UK builds on leading global position in interest rate OTC derivatives market
- UK share of global interest rate OTC derivatives turnover rises to 46% in April 2010 from 44% in April 2007
- Market value of global credit default swaps cut by two thirds
- London-based derivatives exchanges set for record year in 2010
- Key priority of providers and users is that regulatory reform achieves balance between safe markets and users' ability to manage risks
The UK reinforced its predominant position in the global market for interest rate OTC derivatives trading in April 2010. The report Derivatives 2010 from TheCityUK, the independent membership body promoting the UK financial and related professional services industry, indicated that the UK's share of global turnover has risen to 46% in April 2010 from 44% in April 2007. Over the longer term its share is up from 35% over the nine years since 2001.
The notional value of global OTC derivatives has been broadly stable in the 18 months to mid-2010: it follows a 13% drop in the immediate aftermath of the financial crisis. Gross market value fell by 39% from $35.3 trillion to $21.5 trillion during 2009 but then picked up by 15% to $24.7bn in the first half of 2010.
A combination of centralised clearing, netting and reduced spreads has cut the size of the global credit defaults swaps (CDS) market.
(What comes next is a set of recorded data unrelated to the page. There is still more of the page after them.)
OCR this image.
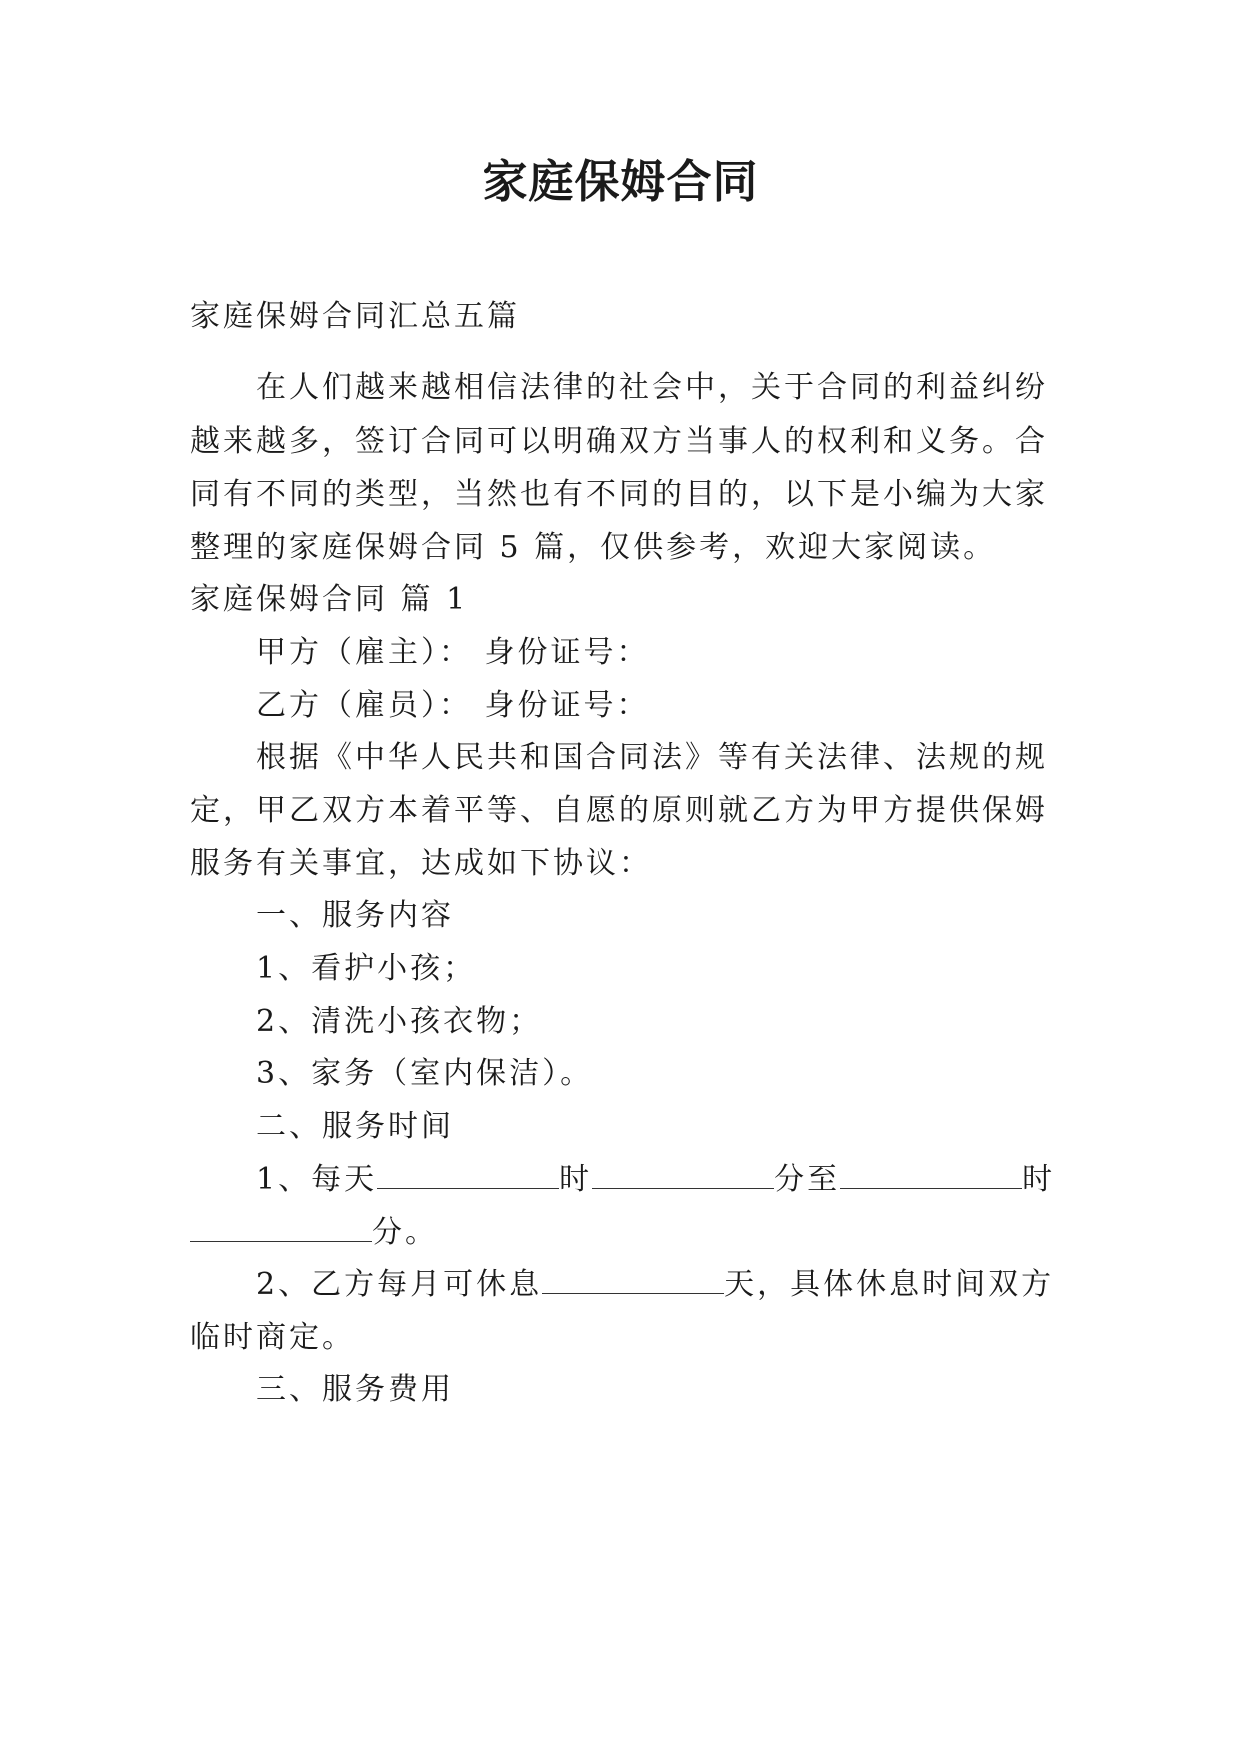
家庭保姆合同
家庭保姆合同汇总五篇
在人们越来越相信法律的社会中，关于合同的利益纠纷
越来越多，签订合同可以明确双方当事人的权利和义务。合
同有不同的类型，当然也有不同的目的，以下是小编为大家
整理的家庭保姆合同 5 篇，仅供参考，欢迎大家阅读。
家庭保姆合同 篇 1
甲方（雇主）： 身份证号：
乙方（雇员）： 身份证号：
根据《中华人民共和国合同法》等有关法律、法规的规
定，甲乙双方本着平等、自愿的原则就乙方为甲方提供保姆
服务有关事宜，达成如下协议：
一、服务内容
1、看护小孩；
2、清洗小孩衣物；
3、家务（室内保洁）。
二、服务时间
1、每天	时	分至	时
分。
2、乙方每月可休息	天，具体休息时间双方
临时商定。
三、服务费用
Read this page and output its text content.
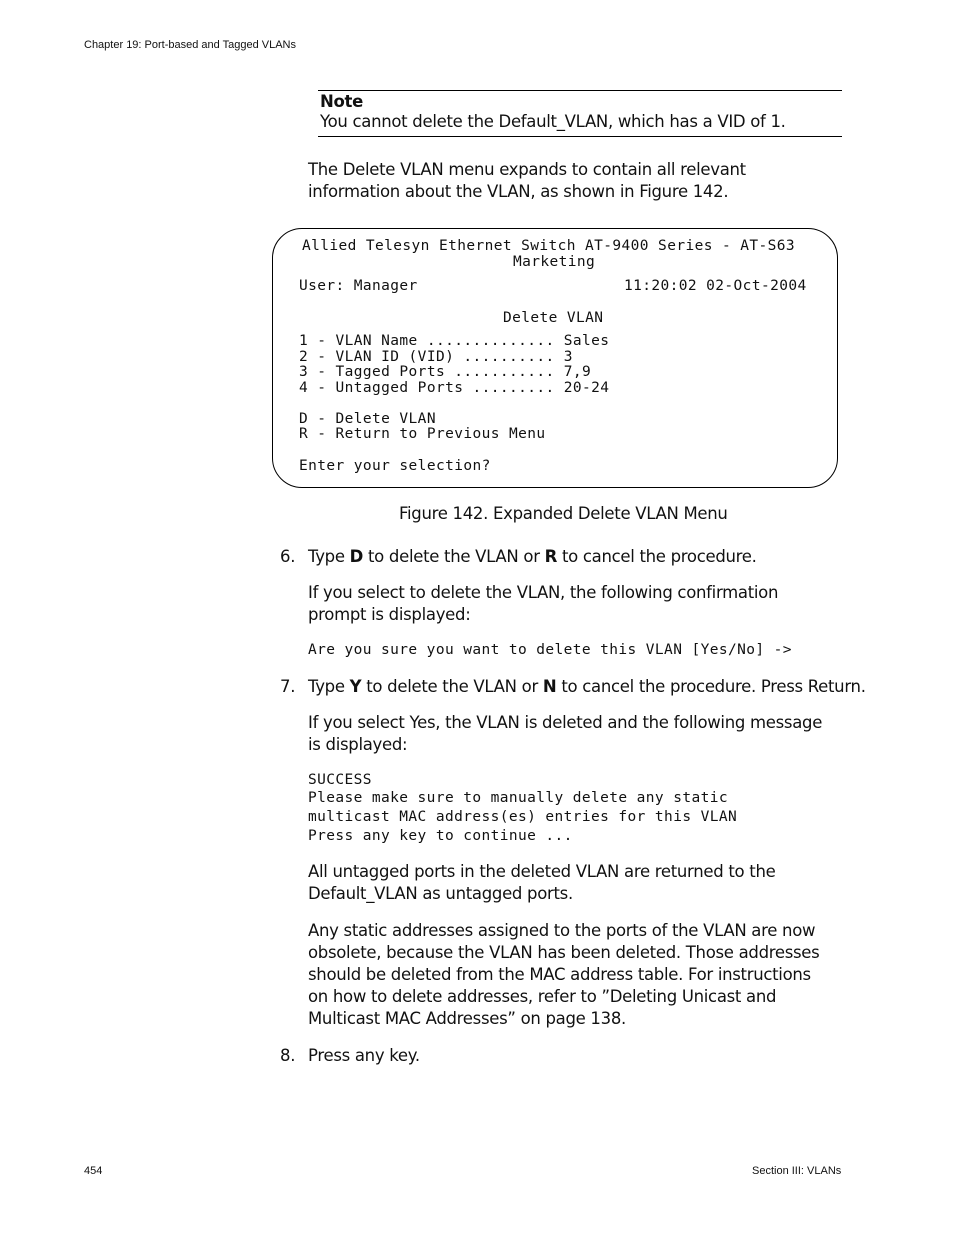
Chapter 19: Port-based and Tagged VLANs
Note
You cannot delete the Default_VLAN, which has a VID of 1.
The Delete VLAN menu expands to contain all relevant
information about the VLAN, as shown in Figure 142.
Allied Telesyn Ethernet Switch AT-9400 Series - AT-S63
Marketing
User: Manager	11:20:02 02-Oct-2004
Delete VLAN
1 - VLAN Name .............. Sales
2 - VLAN ID (VID) .......... 3
3 - Tagged Ports ........... 7,9
4 - Untagged Ports ......... 20-24
D - Delete VLAN
R - Return to Previous Menu
Enter your selection?
Figure 142. Expanded Delete VLAN Menu
6. Type D to delete the VLAN or R to cancel the procedure.
If you select to delete the VLAN, the following confirmation
prompt is displayed:
Are you sure you want to delete this VLAN [Yes/No] ->
7. Type Y to delete the VLAN or N to cancel the procedure. Press Return.
If you select Yes, the VLAN is deleted and the following message
is displayed:
SUCCESS
Please make sure to manually delete any static
multicast MAC address(es) entries for this VLAN
Press any key to continue ...
All untagged ports in the deleted VLAN are returned to the
Default_VLAN as untagged ports.
Any static addresses assigned to the ports of the VLAN are now
obsolete, because the VLAN has been deleted. Those addresses
should be deleted from the MAC address table. For instructions
on how to delete addresses, refer to ”Deleting Unicast and
Multicast MAC Addresses” on page 138.
8. Press any key.
454	Section III: VLANs
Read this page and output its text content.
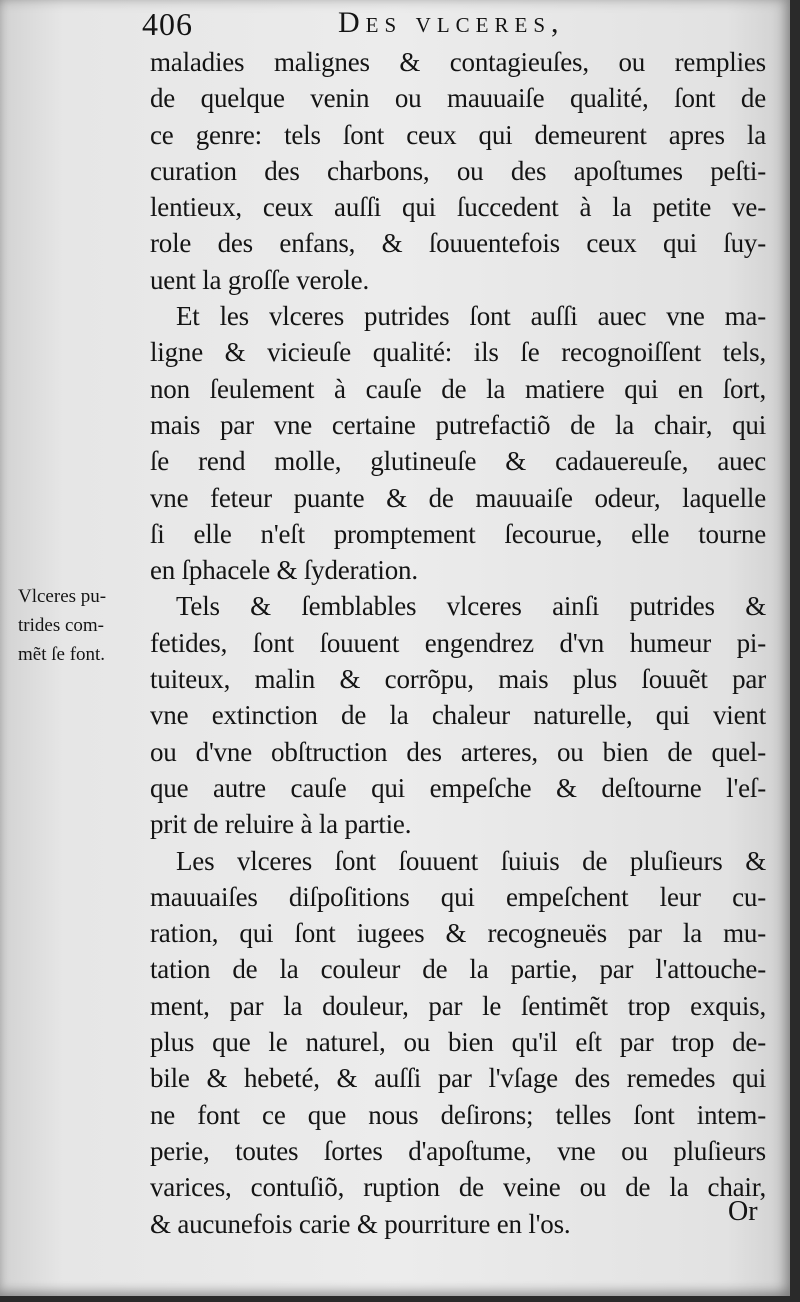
406	Des vlceres,
maladies malignes & contagieuſes, ou remplies
de quelque venin ou mauuaiſe qualité, ſont de
ce genre: tels ſont ceux qui demeurent apres la
curation des charbons, ou des apoſtumes peſti-
lentieux, ceux auſſi qui ſuccedent à la petite ve-
role des enfans, & ſouuentefois ceux qui ſuy-
uent la groſſe verole.
Et les vlceres putrides ſont auſſi auec vne ma-
ligne & vicieuſe qualité: ils ſe recognoiſſent tels,
non ſeulement à cauſe de la matiere qui en ſort,
mais par vne certaine putrefactiõ de la chair, qui
ſe rend molle, glutineuſe & cadauereuſe, auec
vne feteur puante & de mauuaiſe odeur, laquelle
ſi elle n'eſt promptement ſecourue, elle tourne
en ſphacele & ſyderation.
Tels & ſemblables vlceres ainſi putrides &
fetides, ſont ſouuent engendrez d'vn humeur pi-
tuiteux, malin & corrõpu, mais plus ſouuẽt par
vne extinction de la chaleur naturelle, qui vient
ou d'vne obſtruction des arteres, ou bien de quel-
que autre cauſe qui empeſche & deſtourne l'eſ-
prit de reluire à la partie.
Les vlceres ſont ſouuent ſuiuis de pluſieurs &
mauuaiſes diſpoſitions qui empeſchent leur cu-
ration, qui ſont iugees & recogneuës par la mu-
tation de la couleur de la partie, par l'attouche-
ment, par la douleur, par le ſentimẽt trop exquis,
plus que le naturel, ou bien qu'il eſt par trop de-
bile & hebeté, & auſſi par l'vſage des remedes qui
ne font ce que nous deſirons; telles ſont intem-
perie, toutes ſortes d'apoſtume, vne ou pluſieurs
varices, contuſiõ, ruption de veine ou de la chair,
& aucunefois carie & pourriture en l'os.
Vlceres pu-
trides com-
mẽt ſe font.
Or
Gross market value of CDS has dropped by nearly two thirds from $5.1 trillion to $1.7 trillion in the 18 months to mid-2010.
By contrast, trading of exchange traded derivatives has been recovering: up by a half globally from the low point of $366 trillion in Q1 2009 to $555 trillion in Q2 2010. The value of trading at NYSE Liffe exchanges in Europe is second only to the Chicago-based CME Group.
London-based exchanges - NYSE Liffe, London Metal Exchange (LME) and ICE Futures Europe - are each heading for a record year in number of contracts traded in 2010. NYSE Liffe and ICE Futures Europe have already surpassed 2009 highs (of 1,056m and 166m, respectively) with 1,147m and 201m contracts traded in the first 11 months of 2010. The LME, with 110m contracts in the first 11 months is set to surpass its 2008 high of 113m contracts during December.
Duncan McKenzie, Senior Manager Economic Research at TheCityUK, said:
"Providers and users of derivatives are concerned that regulatory reform in the US and EU achieves a balance between on the one hand delivery of safe and sound markets and on the otherĀ the ability of users to manage risks effectively."